Pulp fiction included all genres but two genres in particular took a big leap forward in this period. The first was science fiction and the second was the crime/mystery/detective/noir genre. Westerns, horror and occult mysteries were also common but these already had a good start in the "dime novel" era at the end of the 19th century.

Notable authors who got their starts in pulp include Raymond Chandler, Dashiell Hammett, Earle Stanley Gardner, Max Brand, Zane Grey, HP Lovecraft, Isaac Asimov, Robert Heinlein, Robert E. Howard, Edgar Rice Burroughs, Leigh Brackett, L Ron Hubbard and a whole lot more.

While there were some novels being produced by these authors in pulp fiction style it was usually the case that these novels were previously serialized in the magazines or were expansions of short pulp fiction stories.

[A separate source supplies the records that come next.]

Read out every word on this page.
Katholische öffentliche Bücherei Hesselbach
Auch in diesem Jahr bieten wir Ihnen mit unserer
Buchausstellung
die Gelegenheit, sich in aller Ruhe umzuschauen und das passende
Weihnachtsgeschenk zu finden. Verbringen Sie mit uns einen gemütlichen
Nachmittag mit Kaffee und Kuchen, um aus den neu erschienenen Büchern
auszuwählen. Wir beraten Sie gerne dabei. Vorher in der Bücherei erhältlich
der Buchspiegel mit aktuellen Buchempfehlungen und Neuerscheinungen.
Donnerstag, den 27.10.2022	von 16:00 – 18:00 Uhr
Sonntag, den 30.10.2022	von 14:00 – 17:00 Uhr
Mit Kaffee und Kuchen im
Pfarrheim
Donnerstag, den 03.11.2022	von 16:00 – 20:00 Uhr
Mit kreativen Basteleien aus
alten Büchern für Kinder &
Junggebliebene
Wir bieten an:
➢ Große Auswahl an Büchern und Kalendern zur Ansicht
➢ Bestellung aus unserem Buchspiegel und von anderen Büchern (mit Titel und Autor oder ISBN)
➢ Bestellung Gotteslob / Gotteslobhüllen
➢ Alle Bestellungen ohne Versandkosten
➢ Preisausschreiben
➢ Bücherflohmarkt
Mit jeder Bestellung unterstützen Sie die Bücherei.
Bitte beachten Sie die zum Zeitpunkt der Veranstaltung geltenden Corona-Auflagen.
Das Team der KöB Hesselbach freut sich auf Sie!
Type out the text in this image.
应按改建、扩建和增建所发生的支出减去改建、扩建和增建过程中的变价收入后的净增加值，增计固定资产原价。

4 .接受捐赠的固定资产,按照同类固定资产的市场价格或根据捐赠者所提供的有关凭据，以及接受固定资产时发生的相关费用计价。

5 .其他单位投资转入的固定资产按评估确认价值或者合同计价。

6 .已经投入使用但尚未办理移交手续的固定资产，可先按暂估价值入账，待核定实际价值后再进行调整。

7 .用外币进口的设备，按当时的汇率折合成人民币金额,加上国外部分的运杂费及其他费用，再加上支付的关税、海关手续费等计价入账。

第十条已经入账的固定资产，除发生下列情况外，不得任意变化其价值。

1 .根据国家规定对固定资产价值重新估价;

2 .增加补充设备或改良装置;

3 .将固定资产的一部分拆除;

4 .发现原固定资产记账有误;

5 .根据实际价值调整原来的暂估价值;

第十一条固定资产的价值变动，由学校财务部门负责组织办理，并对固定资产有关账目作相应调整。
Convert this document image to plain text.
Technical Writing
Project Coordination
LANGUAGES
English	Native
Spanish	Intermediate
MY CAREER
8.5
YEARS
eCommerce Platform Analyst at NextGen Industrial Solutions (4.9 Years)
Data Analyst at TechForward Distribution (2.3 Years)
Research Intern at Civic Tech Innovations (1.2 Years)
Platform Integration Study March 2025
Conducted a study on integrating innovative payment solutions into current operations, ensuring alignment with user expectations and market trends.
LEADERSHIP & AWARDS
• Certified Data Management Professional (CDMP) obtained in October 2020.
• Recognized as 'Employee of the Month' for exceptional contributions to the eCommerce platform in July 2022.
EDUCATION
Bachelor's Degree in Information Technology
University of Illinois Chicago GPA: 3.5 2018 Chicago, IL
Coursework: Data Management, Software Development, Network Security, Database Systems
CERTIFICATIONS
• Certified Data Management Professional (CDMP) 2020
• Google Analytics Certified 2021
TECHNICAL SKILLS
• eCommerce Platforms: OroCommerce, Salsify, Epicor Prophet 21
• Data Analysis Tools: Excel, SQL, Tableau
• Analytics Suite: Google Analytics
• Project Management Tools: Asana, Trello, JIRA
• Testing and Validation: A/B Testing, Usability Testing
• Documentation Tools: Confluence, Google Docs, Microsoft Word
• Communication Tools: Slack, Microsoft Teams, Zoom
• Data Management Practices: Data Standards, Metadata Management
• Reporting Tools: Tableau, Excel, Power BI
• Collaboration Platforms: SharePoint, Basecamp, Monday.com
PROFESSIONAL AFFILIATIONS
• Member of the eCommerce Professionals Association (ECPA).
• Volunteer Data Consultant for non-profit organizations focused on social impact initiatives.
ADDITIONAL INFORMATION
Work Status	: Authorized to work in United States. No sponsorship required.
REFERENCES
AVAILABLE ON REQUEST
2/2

I consider the "golden era" of pulp fiction to be the 30's 40's and very early 50's. By the mid 50's the authors that had cut their teeth on pulp magazines were now moving into another rapidly increasing part of fiction writing - the paperback novel. The magazines that survived had increased their budgets and were paying more for better stories. Paperbacks were also good vehicles for creating anthologies of pulp magazine stories either by author or genre.

I understand that many want to make the idea of "pulp" fiction to be looked at as a style of writing. But I think that the context of the times is what makes "pulp" fiction stories unique. At this point i could go into my favorite pulp writers and stories but that would take way too long.


message 6: by Rick (new)

Rick Horner | 4 comments Question: would pulp magazines be considered the same as Penny Dreadfuls or are the two literary cousins?


message 7: by Vincent (new)

Vincent Darlage | 7 comments Literary cousins. Although both were published on cheap pulp wood paper, the Penny Dreadful was a British thing, and focused on lurid horror, while pulp fiction was more American, and spanned science fiction, space fantasy, weird tales, detective stories, yellow menace, westerns, and many other genres.

My definition of pulp fiction matches Jim's answer above. He nailed it.


message 8: by Rick (new)

Rick Horner | 4 comments Vincent wrote: "Literary cousins. Although both were published on cheap pulp wood paper, the Penny Dreadful was a British thing, and focused on lurid horror, while pulp fiction was more American, and spanned scien..."

Thanks, I kinda figured as much but I wanted to be certain.